Breaking the Transmission After discovering that without the ticks the illness disappeared, the Texas cattle were dipped in arsenic, beginning with the first dipping vats on the King Ranch in 1903.
Vaccines When Northern cattle were brought in to Texas, they could be immunized with small amounts of blood from infected animals, a type of vaccine known as a live vaccine.
Finally! Even with all of these efforts, the disease was not eradicated in the United States until 1942.
Cattle fever in the rest of the world The disease still inflicts millions of cattle all over the world, in places such as Southern Europe, South America, South Africa, the West Indies, and Australia.

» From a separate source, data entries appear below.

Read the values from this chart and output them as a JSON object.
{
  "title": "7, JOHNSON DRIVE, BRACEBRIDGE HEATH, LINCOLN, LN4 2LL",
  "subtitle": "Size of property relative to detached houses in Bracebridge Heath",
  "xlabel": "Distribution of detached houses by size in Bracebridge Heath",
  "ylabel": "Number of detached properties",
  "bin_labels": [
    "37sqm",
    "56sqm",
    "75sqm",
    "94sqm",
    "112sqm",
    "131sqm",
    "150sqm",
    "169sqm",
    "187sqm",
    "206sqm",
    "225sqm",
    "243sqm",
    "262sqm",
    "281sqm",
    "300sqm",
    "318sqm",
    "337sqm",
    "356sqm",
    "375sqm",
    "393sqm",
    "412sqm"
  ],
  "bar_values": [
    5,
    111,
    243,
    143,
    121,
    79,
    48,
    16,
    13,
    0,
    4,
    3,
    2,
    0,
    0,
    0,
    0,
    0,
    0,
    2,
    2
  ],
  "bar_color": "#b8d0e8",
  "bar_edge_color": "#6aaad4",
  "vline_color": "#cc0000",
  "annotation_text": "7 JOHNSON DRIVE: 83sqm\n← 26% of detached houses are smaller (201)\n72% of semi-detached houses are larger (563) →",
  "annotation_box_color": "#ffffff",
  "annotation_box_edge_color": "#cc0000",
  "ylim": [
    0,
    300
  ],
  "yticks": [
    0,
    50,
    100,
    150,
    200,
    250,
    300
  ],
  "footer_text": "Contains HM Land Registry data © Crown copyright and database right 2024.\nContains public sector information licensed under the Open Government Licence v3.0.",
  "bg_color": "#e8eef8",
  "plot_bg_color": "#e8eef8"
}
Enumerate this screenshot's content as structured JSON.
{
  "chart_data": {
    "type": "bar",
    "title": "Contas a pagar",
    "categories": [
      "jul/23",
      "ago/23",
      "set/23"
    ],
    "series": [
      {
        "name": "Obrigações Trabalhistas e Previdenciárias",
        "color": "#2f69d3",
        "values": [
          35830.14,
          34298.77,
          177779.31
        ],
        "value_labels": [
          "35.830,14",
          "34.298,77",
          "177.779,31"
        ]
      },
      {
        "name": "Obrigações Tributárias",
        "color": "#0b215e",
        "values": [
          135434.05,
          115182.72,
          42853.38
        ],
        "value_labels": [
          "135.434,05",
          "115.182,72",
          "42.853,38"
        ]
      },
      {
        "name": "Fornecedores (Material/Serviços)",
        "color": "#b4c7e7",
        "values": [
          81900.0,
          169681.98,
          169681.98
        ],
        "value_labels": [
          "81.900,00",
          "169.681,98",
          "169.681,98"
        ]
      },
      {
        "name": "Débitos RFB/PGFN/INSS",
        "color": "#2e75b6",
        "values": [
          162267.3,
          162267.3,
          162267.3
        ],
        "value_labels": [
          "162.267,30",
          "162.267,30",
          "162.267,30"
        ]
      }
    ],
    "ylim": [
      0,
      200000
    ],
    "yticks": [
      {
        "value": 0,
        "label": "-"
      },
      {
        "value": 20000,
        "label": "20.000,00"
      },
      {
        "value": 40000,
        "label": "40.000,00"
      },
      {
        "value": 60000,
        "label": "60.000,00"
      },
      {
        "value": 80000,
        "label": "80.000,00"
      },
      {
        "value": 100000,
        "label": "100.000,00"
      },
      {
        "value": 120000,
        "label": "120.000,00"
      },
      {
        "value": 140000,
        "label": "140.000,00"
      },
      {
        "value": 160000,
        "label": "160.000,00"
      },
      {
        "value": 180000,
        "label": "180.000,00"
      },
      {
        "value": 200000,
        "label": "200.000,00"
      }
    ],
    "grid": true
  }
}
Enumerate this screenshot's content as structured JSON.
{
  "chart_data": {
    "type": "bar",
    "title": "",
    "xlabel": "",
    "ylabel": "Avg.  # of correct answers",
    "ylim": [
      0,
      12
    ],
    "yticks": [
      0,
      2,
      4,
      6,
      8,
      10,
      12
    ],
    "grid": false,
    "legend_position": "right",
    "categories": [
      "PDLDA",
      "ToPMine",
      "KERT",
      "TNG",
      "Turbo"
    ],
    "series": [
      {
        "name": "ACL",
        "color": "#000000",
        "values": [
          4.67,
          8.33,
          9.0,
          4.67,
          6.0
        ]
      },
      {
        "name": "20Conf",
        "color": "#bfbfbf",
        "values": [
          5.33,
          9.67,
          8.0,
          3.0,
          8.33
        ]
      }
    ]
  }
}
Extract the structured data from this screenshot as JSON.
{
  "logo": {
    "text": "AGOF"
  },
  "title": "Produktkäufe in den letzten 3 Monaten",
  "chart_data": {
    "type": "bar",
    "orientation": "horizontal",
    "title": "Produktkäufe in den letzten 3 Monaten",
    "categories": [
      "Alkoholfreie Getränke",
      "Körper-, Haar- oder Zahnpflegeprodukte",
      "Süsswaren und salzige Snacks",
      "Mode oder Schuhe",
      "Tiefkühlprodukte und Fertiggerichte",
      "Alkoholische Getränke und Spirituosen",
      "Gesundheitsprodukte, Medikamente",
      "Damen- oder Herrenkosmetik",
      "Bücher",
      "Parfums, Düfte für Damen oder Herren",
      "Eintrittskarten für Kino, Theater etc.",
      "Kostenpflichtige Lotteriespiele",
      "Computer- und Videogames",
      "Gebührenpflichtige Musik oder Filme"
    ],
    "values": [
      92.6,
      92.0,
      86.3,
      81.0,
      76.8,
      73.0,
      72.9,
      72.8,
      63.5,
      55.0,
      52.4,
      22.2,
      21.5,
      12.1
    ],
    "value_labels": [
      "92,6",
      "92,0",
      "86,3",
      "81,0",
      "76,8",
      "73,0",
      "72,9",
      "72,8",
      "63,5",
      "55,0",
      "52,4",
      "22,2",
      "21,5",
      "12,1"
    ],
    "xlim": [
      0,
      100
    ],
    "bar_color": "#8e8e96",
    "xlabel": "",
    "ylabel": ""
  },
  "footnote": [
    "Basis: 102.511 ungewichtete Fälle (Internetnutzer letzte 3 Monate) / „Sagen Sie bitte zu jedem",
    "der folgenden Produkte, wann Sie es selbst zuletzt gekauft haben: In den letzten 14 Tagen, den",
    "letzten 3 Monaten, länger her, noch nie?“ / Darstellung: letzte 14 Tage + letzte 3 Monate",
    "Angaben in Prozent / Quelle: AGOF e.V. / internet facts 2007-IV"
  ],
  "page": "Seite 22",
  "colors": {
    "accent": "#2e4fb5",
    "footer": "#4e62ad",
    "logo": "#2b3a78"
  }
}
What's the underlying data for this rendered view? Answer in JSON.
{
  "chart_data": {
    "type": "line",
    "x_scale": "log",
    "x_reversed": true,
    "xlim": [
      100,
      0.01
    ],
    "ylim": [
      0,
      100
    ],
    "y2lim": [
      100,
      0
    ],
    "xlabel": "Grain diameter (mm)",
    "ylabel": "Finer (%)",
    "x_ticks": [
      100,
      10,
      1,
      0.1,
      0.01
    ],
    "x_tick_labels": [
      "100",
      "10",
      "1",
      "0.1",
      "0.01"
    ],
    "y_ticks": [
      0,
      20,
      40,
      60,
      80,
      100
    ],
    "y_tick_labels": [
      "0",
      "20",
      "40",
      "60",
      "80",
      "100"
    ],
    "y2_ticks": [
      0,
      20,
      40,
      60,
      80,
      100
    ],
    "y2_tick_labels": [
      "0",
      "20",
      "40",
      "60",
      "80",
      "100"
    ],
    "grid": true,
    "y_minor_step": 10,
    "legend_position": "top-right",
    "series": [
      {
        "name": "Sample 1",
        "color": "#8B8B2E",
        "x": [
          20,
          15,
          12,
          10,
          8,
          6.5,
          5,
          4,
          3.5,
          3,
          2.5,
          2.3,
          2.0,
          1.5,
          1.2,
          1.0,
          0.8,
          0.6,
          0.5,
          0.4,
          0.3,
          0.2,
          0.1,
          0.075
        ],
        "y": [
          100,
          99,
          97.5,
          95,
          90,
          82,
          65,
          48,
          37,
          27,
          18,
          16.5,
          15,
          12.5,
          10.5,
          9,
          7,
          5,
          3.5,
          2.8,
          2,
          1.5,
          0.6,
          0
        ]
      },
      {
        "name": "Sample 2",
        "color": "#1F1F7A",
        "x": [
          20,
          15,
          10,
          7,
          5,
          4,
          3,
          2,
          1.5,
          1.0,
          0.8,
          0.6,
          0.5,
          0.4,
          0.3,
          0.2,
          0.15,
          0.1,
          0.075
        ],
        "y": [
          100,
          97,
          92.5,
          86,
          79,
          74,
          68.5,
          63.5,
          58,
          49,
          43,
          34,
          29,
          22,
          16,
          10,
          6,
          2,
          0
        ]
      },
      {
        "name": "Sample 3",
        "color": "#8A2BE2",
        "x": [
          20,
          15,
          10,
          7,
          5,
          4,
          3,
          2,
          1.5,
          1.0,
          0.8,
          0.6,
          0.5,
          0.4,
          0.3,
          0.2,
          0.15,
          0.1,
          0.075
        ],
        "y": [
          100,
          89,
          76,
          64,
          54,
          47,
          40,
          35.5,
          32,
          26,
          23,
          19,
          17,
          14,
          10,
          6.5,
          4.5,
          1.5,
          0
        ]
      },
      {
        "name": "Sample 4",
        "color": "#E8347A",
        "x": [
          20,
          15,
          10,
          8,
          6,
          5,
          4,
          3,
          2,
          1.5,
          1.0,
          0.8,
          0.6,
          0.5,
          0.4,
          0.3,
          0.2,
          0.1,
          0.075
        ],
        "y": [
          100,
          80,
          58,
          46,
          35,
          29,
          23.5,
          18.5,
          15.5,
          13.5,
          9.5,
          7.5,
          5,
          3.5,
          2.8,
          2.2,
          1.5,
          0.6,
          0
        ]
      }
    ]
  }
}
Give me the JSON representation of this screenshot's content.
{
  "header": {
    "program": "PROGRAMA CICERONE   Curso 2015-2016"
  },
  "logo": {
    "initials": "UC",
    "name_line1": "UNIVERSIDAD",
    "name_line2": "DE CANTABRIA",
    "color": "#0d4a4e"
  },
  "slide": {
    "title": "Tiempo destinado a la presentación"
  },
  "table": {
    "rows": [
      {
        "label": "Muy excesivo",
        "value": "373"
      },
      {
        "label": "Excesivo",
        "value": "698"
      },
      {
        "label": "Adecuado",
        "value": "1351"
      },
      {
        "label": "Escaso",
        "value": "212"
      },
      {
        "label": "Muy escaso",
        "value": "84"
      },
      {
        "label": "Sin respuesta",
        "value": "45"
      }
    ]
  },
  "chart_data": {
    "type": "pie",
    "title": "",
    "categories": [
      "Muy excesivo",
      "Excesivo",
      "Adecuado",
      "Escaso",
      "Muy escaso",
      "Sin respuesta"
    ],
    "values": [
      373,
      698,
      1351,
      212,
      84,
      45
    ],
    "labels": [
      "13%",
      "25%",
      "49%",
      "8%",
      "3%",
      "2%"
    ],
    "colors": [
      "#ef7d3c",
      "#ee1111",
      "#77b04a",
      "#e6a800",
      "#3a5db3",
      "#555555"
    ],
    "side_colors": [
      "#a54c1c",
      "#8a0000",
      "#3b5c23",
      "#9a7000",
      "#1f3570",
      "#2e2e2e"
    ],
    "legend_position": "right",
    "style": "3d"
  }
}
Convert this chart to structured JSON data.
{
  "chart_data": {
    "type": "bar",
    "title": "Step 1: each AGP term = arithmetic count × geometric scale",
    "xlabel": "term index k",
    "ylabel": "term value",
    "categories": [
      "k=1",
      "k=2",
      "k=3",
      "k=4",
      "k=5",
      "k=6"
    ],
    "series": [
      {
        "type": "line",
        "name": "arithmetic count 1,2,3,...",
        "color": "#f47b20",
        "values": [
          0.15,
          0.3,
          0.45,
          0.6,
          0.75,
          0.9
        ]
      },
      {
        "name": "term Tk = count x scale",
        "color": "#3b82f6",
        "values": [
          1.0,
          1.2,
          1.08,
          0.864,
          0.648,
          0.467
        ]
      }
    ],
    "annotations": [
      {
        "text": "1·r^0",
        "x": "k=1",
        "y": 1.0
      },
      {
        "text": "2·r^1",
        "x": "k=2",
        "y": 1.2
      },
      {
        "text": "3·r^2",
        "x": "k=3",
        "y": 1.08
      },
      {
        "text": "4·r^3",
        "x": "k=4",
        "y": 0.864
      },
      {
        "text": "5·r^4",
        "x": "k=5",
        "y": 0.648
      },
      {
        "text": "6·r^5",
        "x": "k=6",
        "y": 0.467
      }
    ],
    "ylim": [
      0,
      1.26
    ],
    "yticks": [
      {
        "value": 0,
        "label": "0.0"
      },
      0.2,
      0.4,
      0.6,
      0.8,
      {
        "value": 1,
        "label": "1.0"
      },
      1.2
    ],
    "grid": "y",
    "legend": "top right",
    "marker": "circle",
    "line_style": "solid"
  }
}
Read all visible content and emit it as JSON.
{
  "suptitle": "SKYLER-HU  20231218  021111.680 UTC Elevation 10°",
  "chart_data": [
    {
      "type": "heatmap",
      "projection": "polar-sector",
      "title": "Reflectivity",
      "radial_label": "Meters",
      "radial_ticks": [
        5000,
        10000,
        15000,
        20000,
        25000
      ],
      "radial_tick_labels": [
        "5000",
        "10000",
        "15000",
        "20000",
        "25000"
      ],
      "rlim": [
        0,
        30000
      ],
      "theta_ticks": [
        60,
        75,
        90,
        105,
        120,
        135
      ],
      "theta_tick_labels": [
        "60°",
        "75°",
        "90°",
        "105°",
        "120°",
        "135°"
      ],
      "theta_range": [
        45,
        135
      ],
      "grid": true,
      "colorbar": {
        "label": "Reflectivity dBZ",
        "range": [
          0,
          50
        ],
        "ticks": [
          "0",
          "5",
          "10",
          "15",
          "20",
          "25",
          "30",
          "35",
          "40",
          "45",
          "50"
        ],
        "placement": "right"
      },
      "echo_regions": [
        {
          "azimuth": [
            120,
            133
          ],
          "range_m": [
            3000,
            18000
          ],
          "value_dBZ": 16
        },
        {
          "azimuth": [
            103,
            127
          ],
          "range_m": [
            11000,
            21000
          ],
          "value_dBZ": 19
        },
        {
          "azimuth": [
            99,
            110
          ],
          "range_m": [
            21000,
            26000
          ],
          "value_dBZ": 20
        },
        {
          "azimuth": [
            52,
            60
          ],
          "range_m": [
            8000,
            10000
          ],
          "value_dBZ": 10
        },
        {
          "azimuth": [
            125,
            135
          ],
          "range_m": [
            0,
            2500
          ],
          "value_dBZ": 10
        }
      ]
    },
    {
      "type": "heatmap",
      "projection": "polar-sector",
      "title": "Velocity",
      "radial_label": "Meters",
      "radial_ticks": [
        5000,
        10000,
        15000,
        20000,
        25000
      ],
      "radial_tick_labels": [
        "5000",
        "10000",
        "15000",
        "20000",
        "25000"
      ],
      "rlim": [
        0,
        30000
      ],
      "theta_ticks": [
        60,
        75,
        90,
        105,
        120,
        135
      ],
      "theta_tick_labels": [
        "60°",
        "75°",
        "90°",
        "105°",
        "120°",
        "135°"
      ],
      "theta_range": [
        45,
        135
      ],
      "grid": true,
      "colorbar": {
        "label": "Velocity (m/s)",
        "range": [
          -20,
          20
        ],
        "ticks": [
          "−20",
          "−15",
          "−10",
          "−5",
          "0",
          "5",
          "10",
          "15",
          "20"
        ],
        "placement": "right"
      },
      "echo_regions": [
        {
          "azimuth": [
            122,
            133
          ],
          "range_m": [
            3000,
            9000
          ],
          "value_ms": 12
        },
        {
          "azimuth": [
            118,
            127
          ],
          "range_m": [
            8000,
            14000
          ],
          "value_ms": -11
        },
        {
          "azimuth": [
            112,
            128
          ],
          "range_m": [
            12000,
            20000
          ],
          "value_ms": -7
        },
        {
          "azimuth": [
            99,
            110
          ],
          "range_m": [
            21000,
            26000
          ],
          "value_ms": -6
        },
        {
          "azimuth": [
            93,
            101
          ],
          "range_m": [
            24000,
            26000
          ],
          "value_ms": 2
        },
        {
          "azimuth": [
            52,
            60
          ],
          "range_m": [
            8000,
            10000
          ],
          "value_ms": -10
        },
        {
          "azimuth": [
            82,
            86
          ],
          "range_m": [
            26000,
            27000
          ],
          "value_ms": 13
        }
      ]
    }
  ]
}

A New Threat from an Old Enemy The disease is also starting to come back to Texas. Although Texas has gotten rid of the ticks, Mexico still has problems with them. Because of our increased trade relations with Mexico, the disease is once again threatening our cattle population.
“Tick Riders” To maintain the safety of our Texas cattle, Texas officials have created a “permanent quarantine zone” on the border of the Rio Grande, patrolled by 60 USDA “tick riders” on horseback who apprehend and inspect stray livestock in the zone.
Safety of our Cattle • Texas Animal Health Commission field personnel also are trained to collect and identify ticks, as there is always a chance that fever ticks could be carried northward, or other dangerous foreign ticks could be introduced from other parts of the world.
Conclusion • Texas cattle fever nearly single-handedly ended the cattle drives of the 19th century. Even with extensive efforts of eradication, the parasite still infects millions of cattle around the world. However, through solving this mystery, we have gained knowledge about the source of disease, leading to the eradication of many other diseases.